Carthage prevailed despite averaging less than one yard per snap in what was just the latest “biggest game in the history of the program” for this team.
For the span of eight consecutive weeks, coach Tim Rucks’ crew was playing “must-win” games.
For about half of those weeks, no one really knew the gravity of those contests.
One more loss after the then-named Redmen fell to Augustana 35-0 in Week 5 would have kept the team out of the NCAA Division III playoffs.
Carthage’s first league crown since 1973 under legendary coach Art Keller gave the school the conference’s automatic bid to the Division III playoffs for the first time. Prior to 2004, Carthage’s last postseason berth was a 14-7 loss at Glenville State in an NAIA Division II semifinal in Ripley, W. Va., on Nov. 24, 1973.
After Keller retired after the 1982 season, Carthage’s football fortunes waned. The program had just one winning season (none in the CCIW) until Rucks, who played for Keller, was named coach in 1995.
Rucks, who died in 2015, was left with an overwhelming rebuilding project. He inherited a program that was 2-25 overall and 2-19 in the CCIW over the prior three seasons.
Rucks’ impact was immediate.
Carthage was instantly competitive, winning three games — something it had not done in three seasons — in each of his first two campaigns. Following four winning seasons in five years, Carthage hit a little bit of a bump heading into 2004, going a combined 7-13 overall and 4-10 in the CCIW in 2002 and 2003.
This group, though, had talent and lots of it.
The most notable player was running back Dante Washington, who set a school record with 1,990 yards rushing in earning a bevy of All-America and conference awards.
Others earning honors that season were linebackers Brandon Fox and Mike Pelkowski, defensive backs Donovan Moore and Brett Barnes, defensive linemen Jason Kalinowski and Marco Mayne, and offensive linemen Jon Binish, Jason Gonzalez and Kyle Malmborg. Freshman kicker Matt Denny didn’t receive any recognition that season but he was at the outset of a career which would have become the school’s all-time leader in points, field goals and extra points.
In addition, Rucks was named Coach of the Year by the CCIW and by the American Football Coaches Association (North Region).
As for the game 17 years ago on Nov. 27, it was an unbelievable defensive struggle with No. 16 Carthage gaining a meager 60 yards while running 65 plays. Washington was held to 77 yards. The sixth-ranked and undefeated Scots didn’t fare much better with 211 yards of total offense.
The difference was special teams and turnovers.
Carthage opened the game with a special teams explosion thanks to a 94-yard kickoff return for a touchdown by Luke Thompson.

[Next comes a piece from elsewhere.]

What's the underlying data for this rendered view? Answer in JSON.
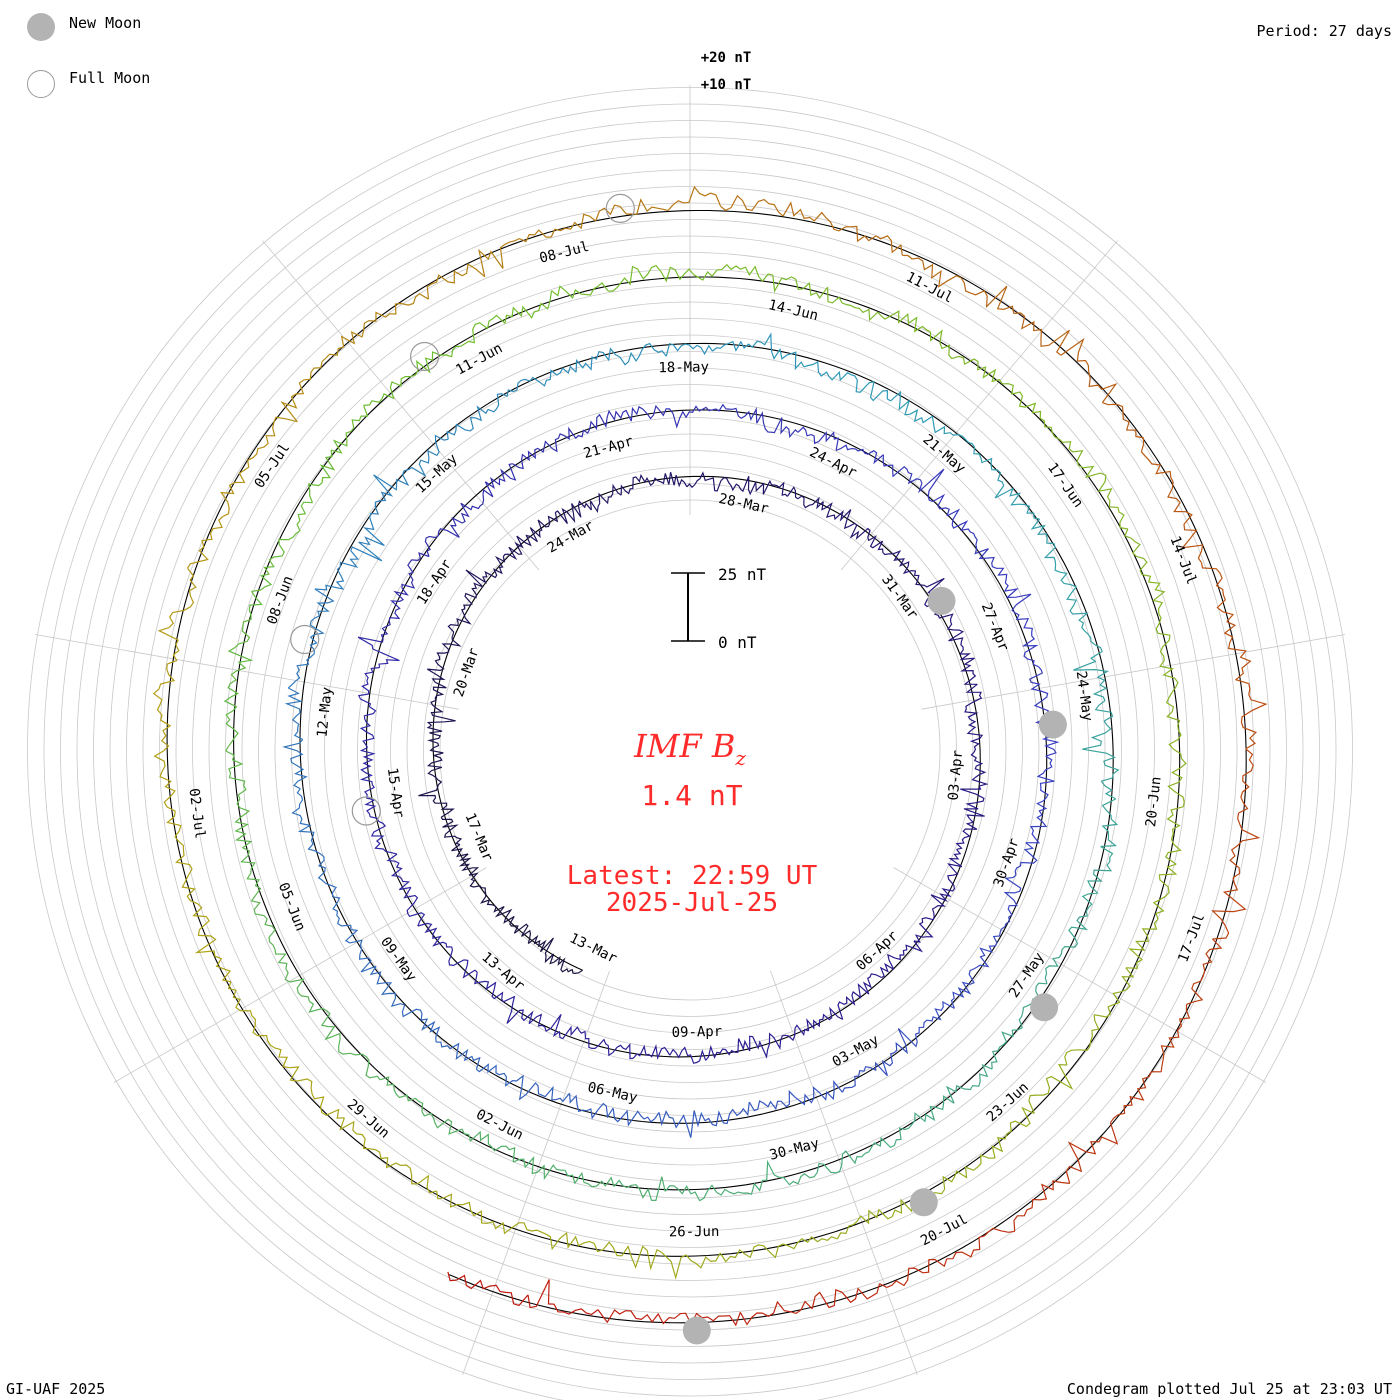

This wasn’t the only special teams highlight for the Redmen. Moore averaged 41.5 yards on his 11 punts while Carthage coverage teams gave up just 22 return yards.
The first of the seven turnovers Carthage came up with turned into a pivotal score.

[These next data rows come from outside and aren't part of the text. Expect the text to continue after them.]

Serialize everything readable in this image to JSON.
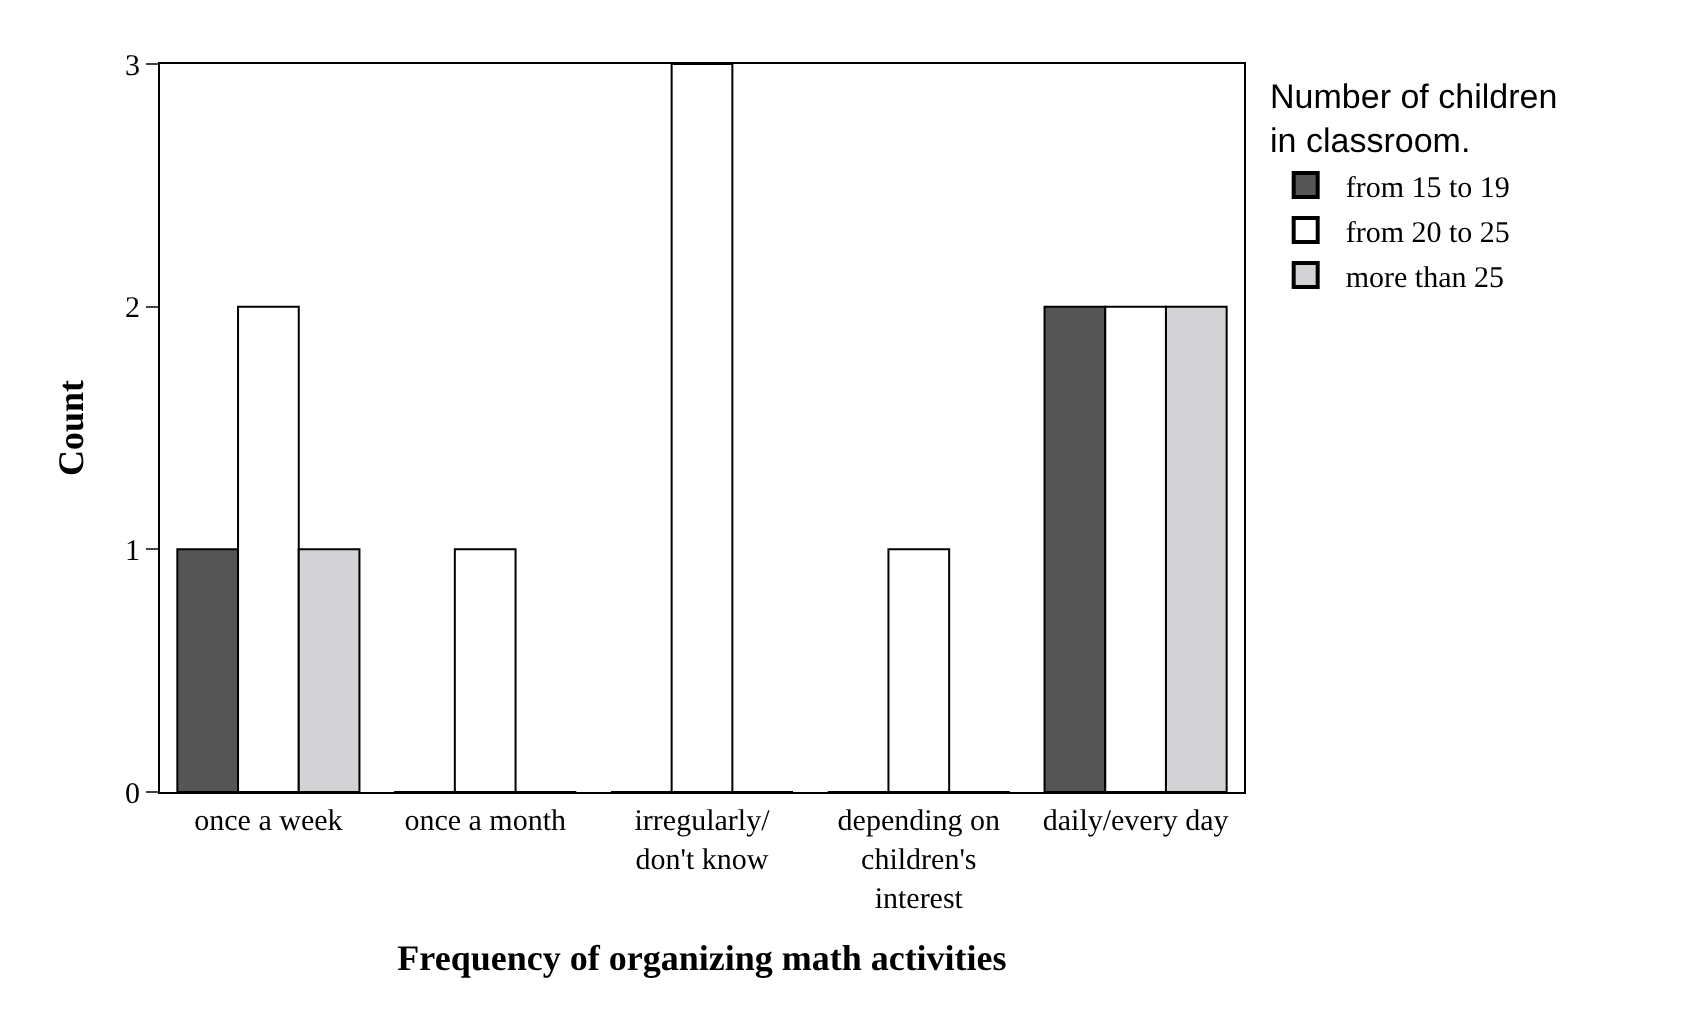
{
  "chart_data": {
    "type": "bar",
    "xlabel": "Frequency of organizing math activities",
    "ylabel": "Count",
    "legend_title": "Number of children\nin classroom.",
    "categories": [
      "once a week",
      "once a month",
      "irregularly/\ndon't know",
      "depending on\nchildren's\ninterest",
      "daily/every day"
    ],
    "series": [
      {
        "name": "from 15 to 19",
        "color": "#555555",
        "values": [
          1,
          0,
          0,
          0,
          2
        ]
      },
      {
        "name": "from 20 to 25",
        "color": "#ffffff",
        "values": [
          2,
          1,
          3,
          1,
          2
        ]
      },
      {
        "name": "more than 25",
        "color": "#d3d3d5",
        "values": [
          1,
          0,
          0,
          0,
          2
        ]
      }
    ],
    "ylim": [
      0,
      3
    ],
    "yticks": [
      0,
      1,
      2,
      3
    ],
    "legend": "top right"
  }
}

In the second quarter, Carthage grabbed a 14-0 lead after Jim Cichon recovered a fumble forced by Fox and returned it 11 yards for a touchdown — the club’s 10th defensive TD of the season.
Wooster pulled to within 14-7 on a 4-yard run by Justin Schafer with 18 seconds left in the first half.
Carthage had plenty of chances to add to its lead in the second half — including a drive starting at the Wooster 6 — but could not convert.
In hindsight there was no need for another score because the Redmen were the beneficiary of four turnovers in the second half. The last of which was an interception by Moore with 1:07 to go that put the game away.
With the victory, the Redmen advanced to the quarterfinal round where they lost at Mount Union 38-20 in Alliance, Ohio, the following week. Mount Union had won six of the previous eight national championships.